Après un moment d’hésitation elle se jeta dans les bras du prince en pleurant.

– Tu l’aimes, pauvre enfant!

– Vous ne me l’aviez jamais demandé, mon père! répondit Fleur-de-Marie en essuyant ses yeux.

– Mon ami, nous ne nous étions pas trompés, dit Clémence.

– Ainsi, tu l’aimes…, ajouta Rodolphe en prenant les mains de sa fille dans les siennes; tu l’aimes bien, mon enfant chérie?

– Oh! si vous saviez, reprit Fleur-de-Marie, ce qu’il m’en a coûté de vous cacher ce sentiment dès que je l’ai eu découvert dans mon cœur. Hélas! à la moindre question de votre part, je vous aurais tout avoué… Mais la honte me retenait et m’aurait toujours retenue.

– Et crois-tu qu’Henri connaisse ton amour pour lui? dit Rodolphe.

– Grand Dieu! mon père, je ne le pense pas! s’écria Fleur-de-Marie avec effroi.

– Et lui… crois-tu qu’il t’aime?

– Non, mon père… non… Oh! j’espère que non… il souffrirait trop.

– Et comment cet amour est-il venu, mon ange aimé?

– Hélas! presque à mon insu… Vous vous souvenez d’un portrait de page?

– Qui se trouve dans l’appartement de l’abbesse de Sainte-Hermangilde… c’était le portrait d’Henri.

– Oui, mon père… Croyant cette peinture d’une autre époque, un jour, en votre présence, je ne cachai pas à la supérieure que j’étais frappée de la beauté de ce portrait. Vous me dîtes alors, en plaisantant, que ce tableau représentait un de nos parents d’autrefois, qui, très-jeune encore, avait montré un grand courage et d’excellentes qualités. La grâce de cette figure, jointe à ce que vous me dîtes du noble caractère de ce parent, ajouta encore à ma première impression… Depuis ce jour, souvent je m’étais plu à me rappeler ce portrait, et cela sans le moindre scrupule, croyant qu’il s’agissait d’un de nos cousins mort depuis longtemps… Peu à peu, je m’habituai à ces douces pensées… sachant qu’il ne m’était pas permis d’aimer sur cette terre…, ajouta Fleur-de-Marie avec une expression navrante, et en laissant de nouveau couler ses larmes. Je me fis de ces rêveries bizarres une sorte de mélancolique intérêt, moitié sourire et moitié larmes; je regardai ce joli page des temps passés comme un fiancé d’outre-tombe… que je retrouverais peut-être un jour dans l’éternité; il me semblait qu’un tel amour était seul digne d’un cœur qui vous appartenait tout entier, mon père… Mais pardonnez-moi ces tristes enfantillages.

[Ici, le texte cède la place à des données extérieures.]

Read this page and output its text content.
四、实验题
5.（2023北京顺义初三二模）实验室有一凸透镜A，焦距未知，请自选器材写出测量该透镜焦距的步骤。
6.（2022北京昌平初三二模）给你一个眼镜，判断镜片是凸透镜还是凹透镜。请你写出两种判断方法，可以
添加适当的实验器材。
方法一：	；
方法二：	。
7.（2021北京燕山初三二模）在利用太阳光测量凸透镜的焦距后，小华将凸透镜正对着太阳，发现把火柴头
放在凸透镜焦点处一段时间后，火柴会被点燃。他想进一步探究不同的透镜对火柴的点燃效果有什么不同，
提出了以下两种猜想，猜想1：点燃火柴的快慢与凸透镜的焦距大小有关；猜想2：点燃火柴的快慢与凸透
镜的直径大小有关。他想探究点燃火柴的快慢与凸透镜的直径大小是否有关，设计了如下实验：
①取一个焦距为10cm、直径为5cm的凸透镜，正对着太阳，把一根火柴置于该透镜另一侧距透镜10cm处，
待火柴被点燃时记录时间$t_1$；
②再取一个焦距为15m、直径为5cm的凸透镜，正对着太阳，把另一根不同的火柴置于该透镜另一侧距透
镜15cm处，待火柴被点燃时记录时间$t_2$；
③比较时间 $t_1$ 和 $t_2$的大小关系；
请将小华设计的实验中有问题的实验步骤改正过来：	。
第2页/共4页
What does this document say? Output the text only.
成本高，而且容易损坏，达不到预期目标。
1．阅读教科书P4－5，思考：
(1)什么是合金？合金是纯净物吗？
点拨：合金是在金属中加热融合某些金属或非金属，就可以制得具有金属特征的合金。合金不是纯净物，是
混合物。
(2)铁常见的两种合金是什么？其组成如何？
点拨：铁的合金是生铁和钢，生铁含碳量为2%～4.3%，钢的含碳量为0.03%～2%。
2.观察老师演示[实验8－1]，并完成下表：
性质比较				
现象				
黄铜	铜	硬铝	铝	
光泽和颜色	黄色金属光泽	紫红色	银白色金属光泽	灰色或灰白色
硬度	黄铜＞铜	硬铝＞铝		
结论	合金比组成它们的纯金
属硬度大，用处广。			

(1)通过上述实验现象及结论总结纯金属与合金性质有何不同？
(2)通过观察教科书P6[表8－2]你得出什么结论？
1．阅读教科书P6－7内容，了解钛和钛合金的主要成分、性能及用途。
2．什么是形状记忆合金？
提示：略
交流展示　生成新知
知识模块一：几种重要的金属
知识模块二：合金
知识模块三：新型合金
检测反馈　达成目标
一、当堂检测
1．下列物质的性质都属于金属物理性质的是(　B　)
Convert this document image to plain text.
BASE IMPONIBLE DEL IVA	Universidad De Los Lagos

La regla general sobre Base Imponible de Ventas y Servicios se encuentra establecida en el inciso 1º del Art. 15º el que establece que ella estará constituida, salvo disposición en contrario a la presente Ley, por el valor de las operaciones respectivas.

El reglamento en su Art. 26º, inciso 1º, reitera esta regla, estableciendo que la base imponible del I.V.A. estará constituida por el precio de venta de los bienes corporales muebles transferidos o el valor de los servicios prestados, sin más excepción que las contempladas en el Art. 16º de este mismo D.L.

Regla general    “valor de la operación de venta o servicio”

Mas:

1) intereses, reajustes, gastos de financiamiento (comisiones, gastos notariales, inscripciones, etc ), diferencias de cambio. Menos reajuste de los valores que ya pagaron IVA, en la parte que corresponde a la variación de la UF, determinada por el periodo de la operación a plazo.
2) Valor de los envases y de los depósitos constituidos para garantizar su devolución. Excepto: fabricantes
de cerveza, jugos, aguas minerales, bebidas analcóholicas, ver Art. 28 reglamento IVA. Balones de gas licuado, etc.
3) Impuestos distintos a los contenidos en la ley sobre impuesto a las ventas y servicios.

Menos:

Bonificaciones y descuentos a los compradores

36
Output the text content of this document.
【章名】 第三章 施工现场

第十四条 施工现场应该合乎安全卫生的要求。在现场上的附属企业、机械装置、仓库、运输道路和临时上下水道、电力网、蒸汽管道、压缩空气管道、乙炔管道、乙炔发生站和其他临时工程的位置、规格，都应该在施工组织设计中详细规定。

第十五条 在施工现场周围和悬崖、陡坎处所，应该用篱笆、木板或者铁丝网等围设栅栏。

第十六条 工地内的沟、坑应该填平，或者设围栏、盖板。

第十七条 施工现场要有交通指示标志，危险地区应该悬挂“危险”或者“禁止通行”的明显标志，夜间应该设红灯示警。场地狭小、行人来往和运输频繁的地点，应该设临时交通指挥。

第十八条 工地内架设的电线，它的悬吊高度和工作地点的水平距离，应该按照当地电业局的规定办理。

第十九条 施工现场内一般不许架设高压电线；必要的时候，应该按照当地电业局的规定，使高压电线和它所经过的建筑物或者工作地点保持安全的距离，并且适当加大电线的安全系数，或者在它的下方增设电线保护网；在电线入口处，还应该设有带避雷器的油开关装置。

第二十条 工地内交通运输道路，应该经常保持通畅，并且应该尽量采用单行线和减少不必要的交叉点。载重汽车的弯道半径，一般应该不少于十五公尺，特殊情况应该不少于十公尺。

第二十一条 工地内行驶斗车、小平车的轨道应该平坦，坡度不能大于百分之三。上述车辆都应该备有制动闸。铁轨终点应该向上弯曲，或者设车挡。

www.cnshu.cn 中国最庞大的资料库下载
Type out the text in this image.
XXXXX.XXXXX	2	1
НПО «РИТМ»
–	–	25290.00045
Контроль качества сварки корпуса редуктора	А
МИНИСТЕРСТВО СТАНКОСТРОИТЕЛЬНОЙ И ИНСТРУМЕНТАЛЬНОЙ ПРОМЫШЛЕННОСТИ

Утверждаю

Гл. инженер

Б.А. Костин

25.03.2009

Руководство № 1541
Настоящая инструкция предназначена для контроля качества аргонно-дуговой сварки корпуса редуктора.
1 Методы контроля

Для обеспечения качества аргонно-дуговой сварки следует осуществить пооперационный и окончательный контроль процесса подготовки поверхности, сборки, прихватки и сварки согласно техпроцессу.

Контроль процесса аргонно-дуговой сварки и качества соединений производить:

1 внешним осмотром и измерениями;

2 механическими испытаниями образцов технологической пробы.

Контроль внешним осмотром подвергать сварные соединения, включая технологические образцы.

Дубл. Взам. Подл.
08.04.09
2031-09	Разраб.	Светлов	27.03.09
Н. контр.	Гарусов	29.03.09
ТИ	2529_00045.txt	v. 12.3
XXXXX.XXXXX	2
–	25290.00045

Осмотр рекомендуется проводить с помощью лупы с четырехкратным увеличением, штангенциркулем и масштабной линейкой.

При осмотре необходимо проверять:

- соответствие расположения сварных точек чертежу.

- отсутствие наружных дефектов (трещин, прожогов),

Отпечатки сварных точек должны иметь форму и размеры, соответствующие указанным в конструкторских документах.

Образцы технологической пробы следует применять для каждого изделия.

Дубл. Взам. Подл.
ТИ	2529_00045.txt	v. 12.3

– Rien de plus touchant, au contraire, pauvre enfant! dit Clémence profondément émue.

– Maintenant, reprit Rodolphe, je comprends pourquoi tu m’as reproché un jour, d’un air chagrin, de t’avoir trompée sur ce portrait.

– Hélas! oui, mon père… Jugez de ma confusion, lorsque plus tard la supérieure m’apprit que ce portrait était celui de son neveu, l’un de nos parents… Alors, mon trouble fut extrême, je tâchai d’oublier mes premières impressions, mais, plus j’y tâchais, plus elles s’enracinaient dans mon cœur, par suite même de la persévérance de mes efforts… Malheureusement encore, souvent je vous entendis, mon père, vanter le cœur, l’esprit, le caractère du prince Henri…

– Tu l’aimais déjà, mon enfant chérie, alors que tu n’avais encore vu que son portrait et entendu parler que de ses rares qualités.

– Sans l’aimer, mon père, je sentais pour lui un attrait que je me reprochais amèrement; mais je me consolais en pensant que personne au monde ne saurait ce triste secret, qui me couvrait de honte à mes propres yeux. Oser aimer… moi… moi… et puis ne pas me contenter de votre tendresse, de celle de ma seconde mère! Ne vous devais-je pas assez pour employer toutes les forces, toutes les ressources de mon cœur à vous chérir tous deux?… Oh! croyez-moi, parmi mes reproches, ces derniers furent les plus douloureux. Enfin, pour la première fois je vis mon cousin… à cette grande fête que vous donniez à l’archiduchesse Sophie; le prince Henri ressemblait d’une manière si saisissante à son portrait que je le reconnus tout d’abord… Le soir même, mon père, vous m’avez présenté à mon cousin, en autorisant entre nous l’intimité que permet la parenté.